No matter what service or product a company supplies, it has competitors. You have to give users a reason to choose your company over the rest. This is where brand identity comes in.

Many think of brand identity as a purely visual effort. Yes, the colors and fonts and logos all matter, but it's so much more than that.

A brand identity, if well-executed and crafted to truly speak to a company's purpose, can translate into a powerful brand image that inspires loyalty. Great design breeds trust, after all.

The strategy behind a brand identity should align with both user sensibilities and the core functions of a digital product. Key interactions should speak to the spirit of the brand, thereby differentiating it from similar tools or services.

For example, Asana sends delightful creatures shooting across the screen when a user checks an item off their task list. This speaks to the satisfaction one feels when completing a project. It also reinforces the distinct brand identity behind the work management tool.

Can Asana precisely quantify the market share gained through flying narwhals? No. But, it's memorable moments like these that drive continuous engagement. And frankly, it's a big part of the reason I personally use Asana.

By developing a distinct identity and leveraging key interactions to make a positive impression, companies are finding novel ways to separate themselves from the herd.
Promises, promises
When an identity is managed in a vacuum, it's obvious. By leaving the UX team out of the process, companies risk making brand promises that their product isn't built to deliver.

A marketing team may come up with a genius tagline to entice customers and inadvertently come across as misleading.

Companies without a cohesive vision for both marketing and product often end up in the following scenario:

  1. Channels advertise messaging points that work for conversion but only highlight select functions of the actual product, leaving out key information.

  2. Users sign up for the product with certain expectations of what they'll receive in return.

  3. Frustration and distrust ensue when users discover that the product is misaligned with their exact needs.

  4. The company's brand image is forever tarnished in the eye of said customer and crucial word-of-mouth marketing is lost.

Essentially, the brand promises made to customers, although not overtly dishonest, fail to match the expectations of the user, leading to increased churn rate.

For example, let's say the marketing team at Company X tests language about the speed of their product's search function and finds it to work spectactularly for conversion, so they include the messaging in recommended brand copy. The phrase "Find what you need a flash!" starts proliferating across advertising channels.

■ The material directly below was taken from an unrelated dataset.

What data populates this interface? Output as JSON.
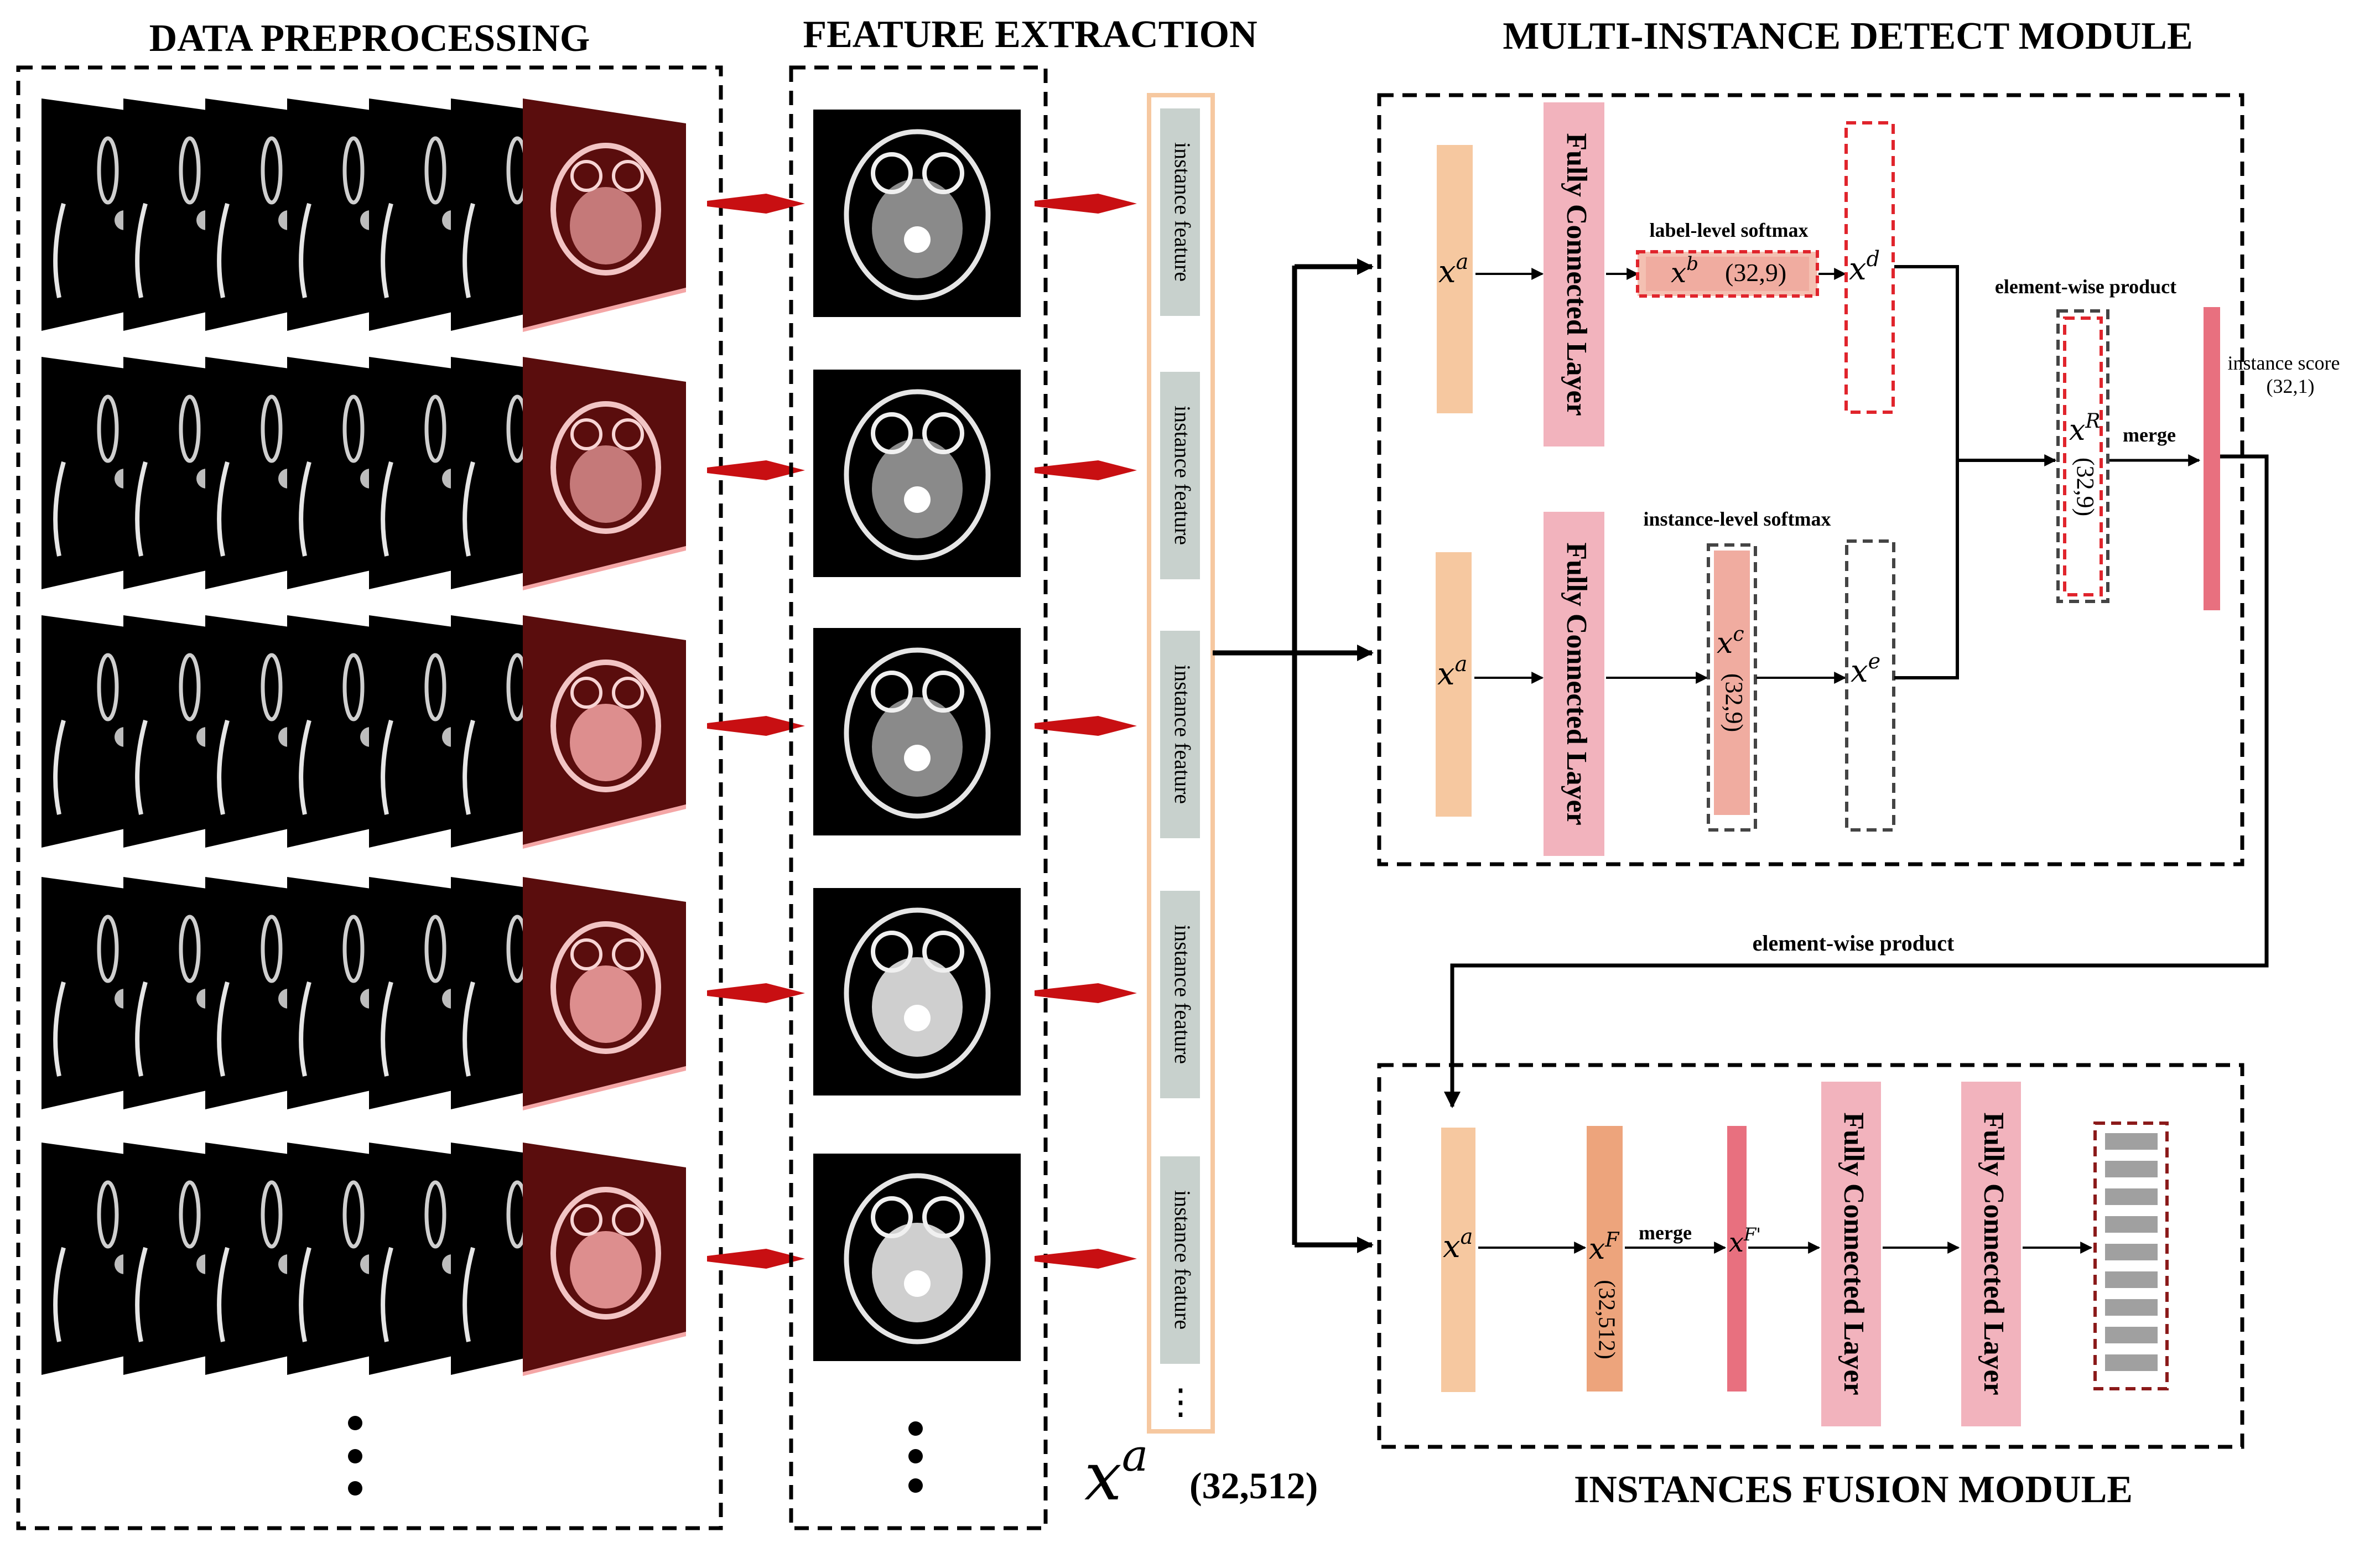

The search function works fine but isn't anything spectacular, and the product team doesn't have space on their roadmap for major improvements. They likely don't even know that search has been added to standard messaging...until retention rates start dropping and the customer service team chimes in with feedback.

The product team then broaches the issue with the marketing team, but they reply with data showing the spike in conversion with the newly approved brand copy. The marketing team has cash goals to meet and is feeling serious pressure from leadership, so the argument reaches a stalemate. Either the product team must scramble to improve search speed or the marketing team must miss another month's growth targets, potentially jeopardizing their careers.

It's easy to point the finger in this scenario and many teams do. The true culprit, though, is the lack of a unified vision and brand management process.

Every touchpoint in a user's journey comprises a portion of the experience, from top funnel advertising to email to in-product activity. By treating the marketing and UX contributions as mutually exclusive, brands miss the opportunity to craft a consistent story across all interactions.

Jeff Bezos once asserted, "Your brand is what other people say about you when you're not in the room."

When people talk, it's about the entirety of their user experience — from first touch to last. So, it's time for marketing and products teams to get real friendly (if they're not already) and build beautiful things together.